Even if the Columbus Blue Jackets are the best team in the NHL this season – something some analytics pundits don’t think is outside the realm of possibility – the recurring story line all season will be the impending free agency of stars Artemi Panarin and Sergei Bobrovsky. Much has been made about the futures of these two all-world players, but now that training camp has arrived, the question is whether their fates have already been decided.
As The Athletic’s Aaron Portzline writes, Paranin did set a deadline of September 13th for all contract negotiations to be completed, stating that he would not continue negotiations in-season. That deadline has now passed. However, Portzline also notes that this ultimatum was issued not long after Panarin rejected an extension offer from the Blue Jackets. Perhaps Panarin’s deadline was more about pressuring Columbus to trade him prior to the beginning of the season than it was to come together on a new contract. Yet, GM Jarmo Kekalainen does not see it that way: “There’s no such deadline in my book. It’s July 1, 2019″.” The team clearly believes that their best plan of action is to enter the season with Panarin and see how things go, continually pushing for an extension up to or through the trade deadline.
Meanwhile, Portzline notes that Bobrovsky has spent much of his off-season alongside Panarin and there is a chance that he has rubbed off on the veteran goaltender. Negotiations with Bobrovsky have reportedly been ongoing and there is no reason to think that they won’t continue. Of course, the Blue Jackets have no plans to trade Bobrovsky and may not all year. However, Portzline also writes that Bobrovsky’s mood when speaking with the media yesterday implied that he may also be ready to walk at season’s end. Bobrovsky said “After last season, I told the situation to the management of the Blue Jackets, so they know everything. They know my plans for the season. They know my plans for the future. They know everything.” When asked if that meant that this season would be his last in Columbus, he added “We’ll see. You have to ask them.” Portzline even says that Bobrovsky briefly spoke in the past tense about his time with the team and seemed like a person whose mind was made up. It wasn’t exactly the positive note that the team and its fans wanted to begin the season with, but then again success can be the solution to many problems. A strong start to the season, and especially a strong end to the season, could convince either player to re-sign and keep the Blue Jackets trending toward being Stanley Cup contenders.
- Anders Lee and Jordan Eberle don’t foresee their impending free agency as a similar situation to that of former teammate John Tavares. Rather, both players expressed their happiness with playing for the New York Islanders when speaking with Newsday’s Andrew Gross. They also agreed that they didn’t want their contracts to be a distraction to them or the team and only hoped for a strong start to the season. Lee, 28, is a career Islander coming of the best season of his career and may be a player that new GM Lou Lamoriello and company see as a core piece moving forward. The same could go for Eberle, 28, who excelled last season after coming over from the Edmonton Oilers. Given the Islanders’ enviable salary cap flexibility and prospect depth, the team can afford to give both Lee and Eberle the contracts they want, likely long-term at $6.5MM+ AAV, if they are happy in New York. The same can’t be said for fellow impending UFA Brock Nelson, who also talked with Gross. Nelson has a long way to go to prove he is worthy of a long-term commitment from the Isles and will be given a chance to prove that. Short of a career year for the two-way center, he is likely a trade casualty in the coming season.

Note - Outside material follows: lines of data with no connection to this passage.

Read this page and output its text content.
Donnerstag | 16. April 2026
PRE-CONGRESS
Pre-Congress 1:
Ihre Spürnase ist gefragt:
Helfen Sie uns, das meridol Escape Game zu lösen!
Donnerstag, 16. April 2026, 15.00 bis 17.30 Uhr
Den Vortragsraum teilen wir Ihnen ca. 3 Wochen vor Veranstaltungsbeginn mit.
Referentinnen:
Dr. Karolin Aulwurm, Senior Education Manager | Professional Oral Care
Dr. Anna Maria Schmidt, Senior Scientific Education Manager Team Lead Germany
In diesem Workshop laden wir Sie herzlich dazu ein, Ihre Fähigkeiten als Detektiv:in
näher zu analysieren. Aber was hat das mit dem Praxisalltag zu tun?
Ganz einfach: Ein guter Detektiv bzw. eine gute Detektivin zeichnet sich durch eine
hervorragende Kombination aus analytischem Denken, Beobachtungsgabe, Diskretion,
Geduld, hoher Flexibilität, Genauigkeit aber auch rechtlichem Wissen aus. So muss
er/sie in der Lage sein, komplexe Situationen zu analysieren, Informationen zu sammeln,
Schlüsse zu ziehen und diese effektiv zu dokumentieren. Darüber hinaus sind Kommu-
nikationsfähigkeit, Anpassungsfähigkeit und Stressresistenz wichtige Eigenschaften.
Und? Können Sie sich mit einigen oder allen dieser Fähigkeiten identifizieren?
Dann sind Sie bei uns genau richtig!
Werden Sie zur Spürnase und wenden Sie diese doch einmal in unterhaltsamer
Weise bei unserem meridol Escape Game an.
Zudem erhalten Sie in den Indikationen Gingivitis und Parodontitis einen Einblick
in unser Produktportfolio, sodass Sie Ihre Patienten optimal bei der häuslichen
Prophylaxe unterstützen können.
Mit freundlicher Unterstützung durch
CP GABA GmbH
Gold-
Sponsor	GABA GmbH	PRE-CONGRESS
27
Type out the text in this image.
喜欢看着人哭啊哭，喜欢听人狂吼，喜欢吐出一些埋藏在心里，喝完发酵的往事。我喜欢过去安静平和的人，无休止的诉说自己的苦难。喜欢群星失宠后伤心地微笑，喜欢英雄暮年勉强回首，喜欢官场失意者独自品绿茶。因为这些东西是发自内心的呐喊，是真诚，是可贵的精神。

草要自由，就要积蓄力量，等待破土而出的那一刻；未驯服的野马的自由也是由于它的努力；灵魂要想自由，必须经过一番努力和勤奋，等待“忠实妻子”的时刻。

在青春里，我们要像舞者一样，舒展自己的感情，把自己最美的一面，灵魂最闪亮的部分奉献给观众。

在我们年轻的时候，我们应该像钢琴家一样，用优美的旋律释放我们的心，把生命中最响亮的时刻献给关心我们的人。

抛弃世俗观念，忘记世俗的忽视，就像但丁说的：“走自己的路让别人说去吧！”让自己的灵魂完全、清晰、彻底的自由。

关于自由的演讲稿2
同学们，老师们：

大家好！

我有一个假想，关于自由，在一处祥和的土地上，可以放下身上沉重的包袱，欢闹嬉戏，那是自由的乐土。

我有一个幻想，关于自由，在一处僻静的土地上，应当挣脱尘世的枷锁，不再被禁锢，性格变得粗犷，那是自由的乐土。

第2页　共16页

- Despite being included in trade rumors for the past two or three seasons now, Vancouver Canucks defenseman Alex Edler might not be going anywhere. The Athletic’s Jason Brough reports that Edler would like to re-sign with the team this season before the final year of his contract expires. He tells Brough that, were it up to him, he would never play for another NHL team. “If something can be worked out, I would love to stay here,” Edler said, “Even though we’ve had some tough years, this is kind of an exciting thing to go through. There’s change and a lot of young guys are coming in. You see how they are developing. There’s nothing now, but we’ll see. We’ll see what happens.” The veteran seems more than happy to go through the rebuild process with the Canucks and continue to be a leader in the locker room and on the blue line. In that same vein, Brough doubts that Edler will be willing to waive his full No-Trade Clause if Vancouver does look to move him for picks and prospects this year. Edler dodged a question on the subject and continued on about how much he would like to remain with the team. The 32-year-old still has plenty of gas left in the tank and perhaps refusing a trade would really prove his loyalty and earn him a short-term extension. That remains to be seen, but the status of Edler, like any prominent impending free agent, is not a story line that is going to go away this season.